27.         At paragraph [28] he identified that the principal issue in the appeals was the issue of proportionality. He reminded himself correctly that great weight has to be attached to the failure to meet Appendix FM or paragraph 276ADE and the fact that this was much more than a starting point. He applied what is now embodied in Section 117B of the 2002 Act and found all of the parties had developed private lives whilst here unlawfully. He remarked that the husband/father failed to disclose their presence despite his numerous applications after 2004. He concluded in paragraph [29] that refusing the first-named appellant’s application was not disproportionate.

28.         The FtTJ had full regard to the remaining appellants’ situations both of whom had boyfriends and were expecting their first child. He accepted that no blame should be attached to them whilst they were minors but he found they had built up their current private lives (boyfriend and the fact they were expecting) not only when they were over the eighteen but also after their applications had been refused in April 2013. In other words they established their current statuses whilst their immigration status was precarious. The FtTJ attached weight to this factor.

29.         The FtTJ considered their cases on the facts before him and found their removal, on those facts, was not disproportionate.

30.         I see nothing wrong at all in the FtTJs approach and these appeals are dismissed.

31.         My decision may be academic because of course the second and third appellants circumstances may have changed due to their developing relationships and circumstances but those are matters for a fresh application.
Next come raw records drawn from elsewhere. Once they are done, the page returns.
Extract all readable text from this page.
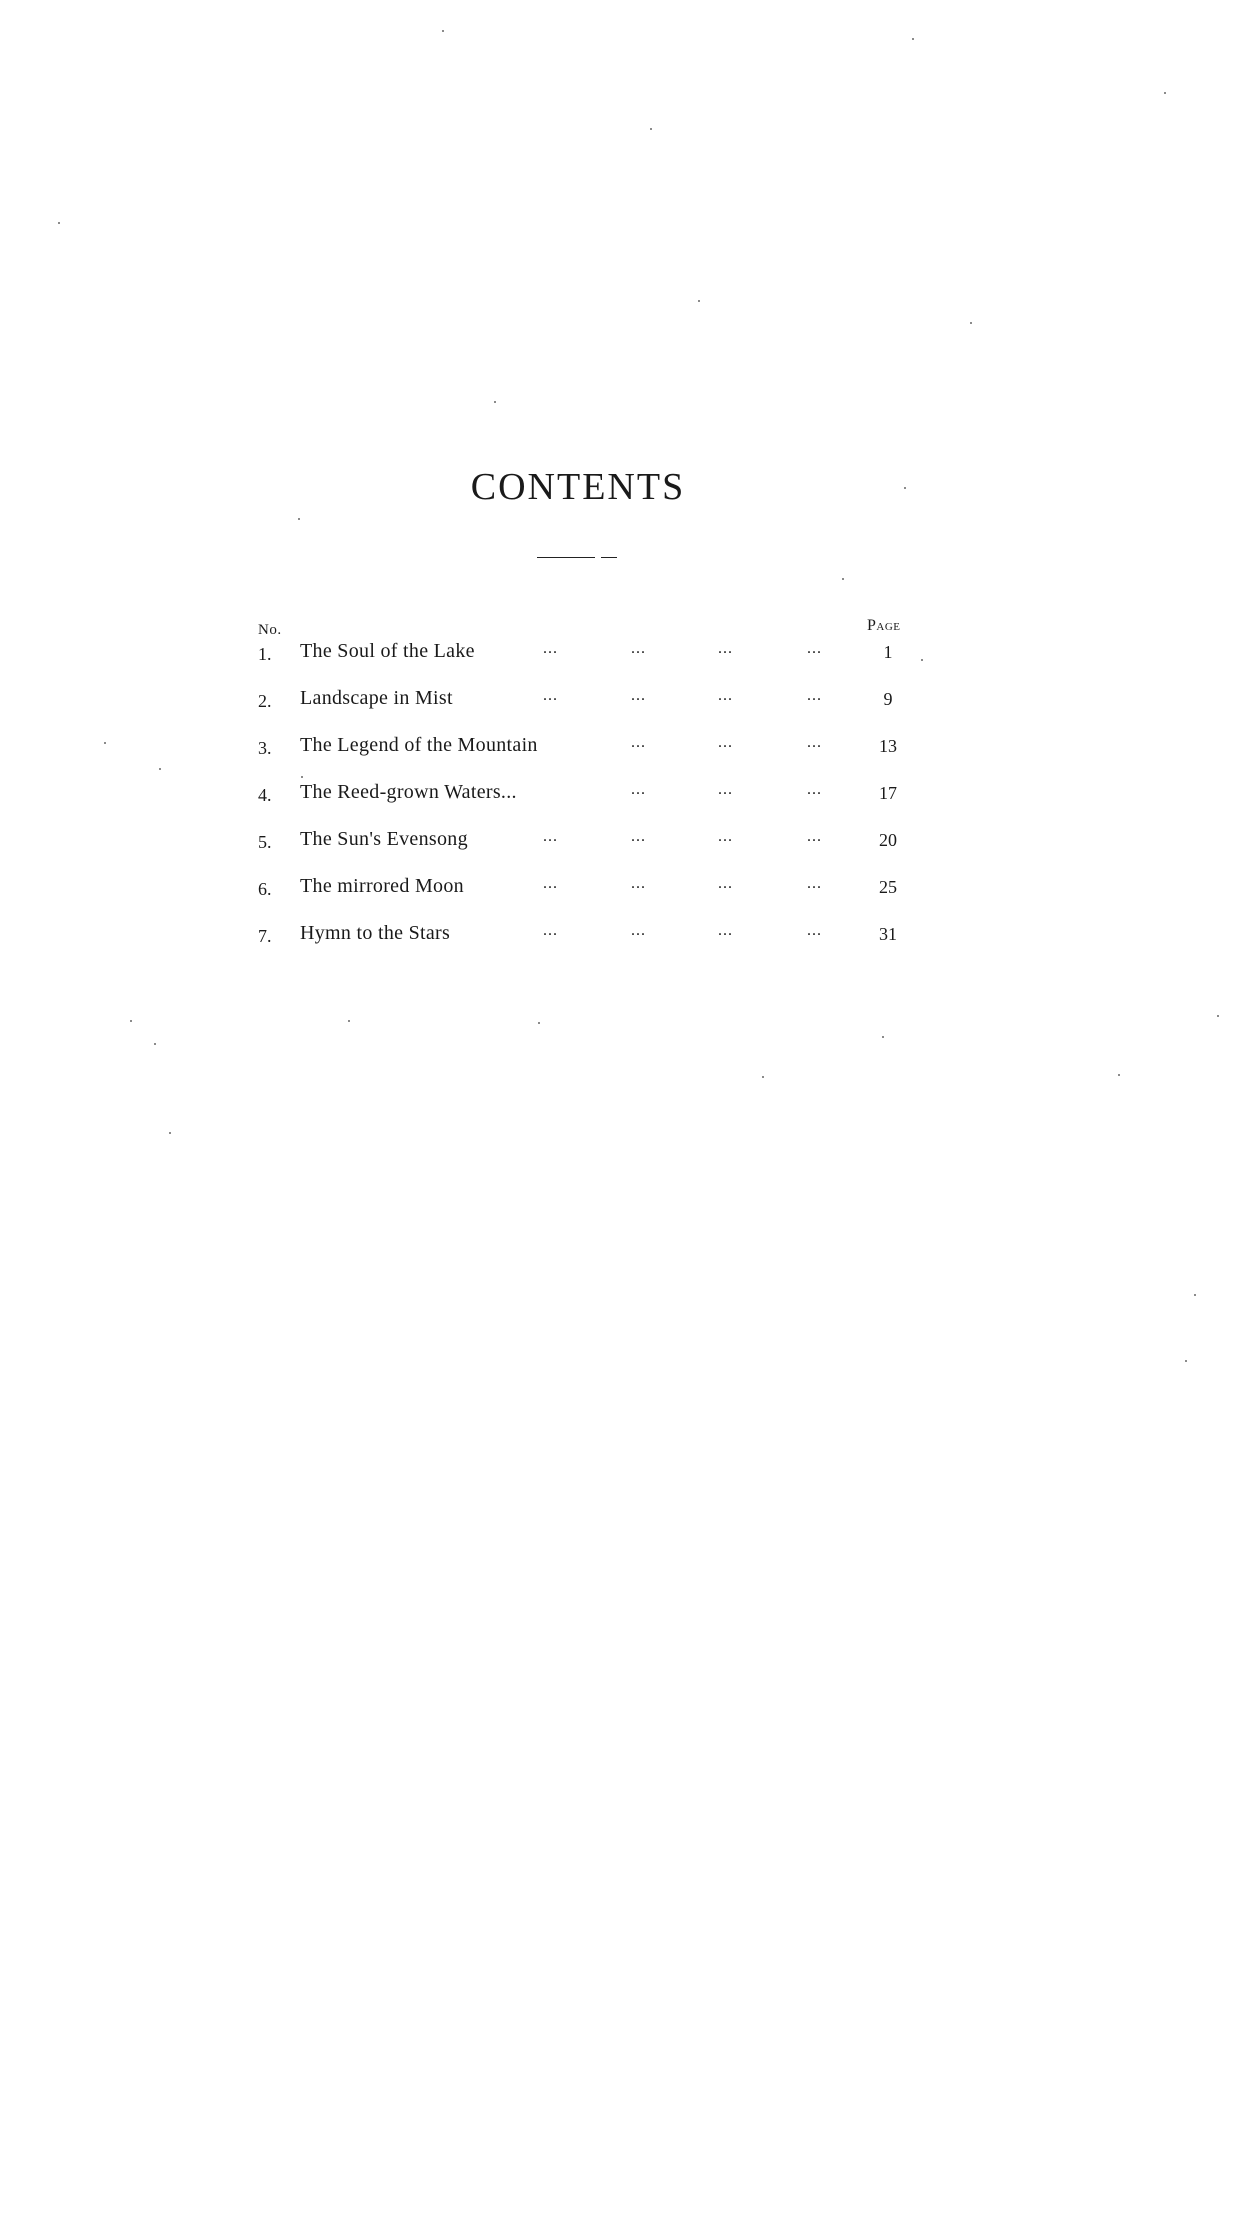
CONTENTS
No.	Page
1.	The Soul of the Lake	...	...	...	...	1
2.	Landscape in Mist	...	...	...	...	9
3.	The Legend of the Mountain	...	...	...	13
4.	The Reed-grown Waters...	...	...	...	17
5.	The Sun's Evensong	...	...	...	...	20
6.	The mirrored Moon	...	...	...	...	25
7.	Hymn to the Stars	...	...	...	...	31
32.         In conclusion I find there is no error in law.

Decision

33.         The decision of the First-tier Tribunal did not disclose an error in law and I uphold the original decision and I dismiss the appellants’ appeals.

34.         Under Rule 14(1) The Tribunal Procedure (Upper Tribunal) Rules 2008 (as amended) an appellant can be granted anonymity throughout these proceedings, unless and until a tribunal or court directs otherwise. No order was made in the First-tier and I see no reason to amend that order.

 

 

 

Signed: Dated: February 13, 2015

 

Deputy Upper Tribunal Judge Alis

 

 

 

 

TO THE RESPONDENT

 

I uphold the original decision on fees.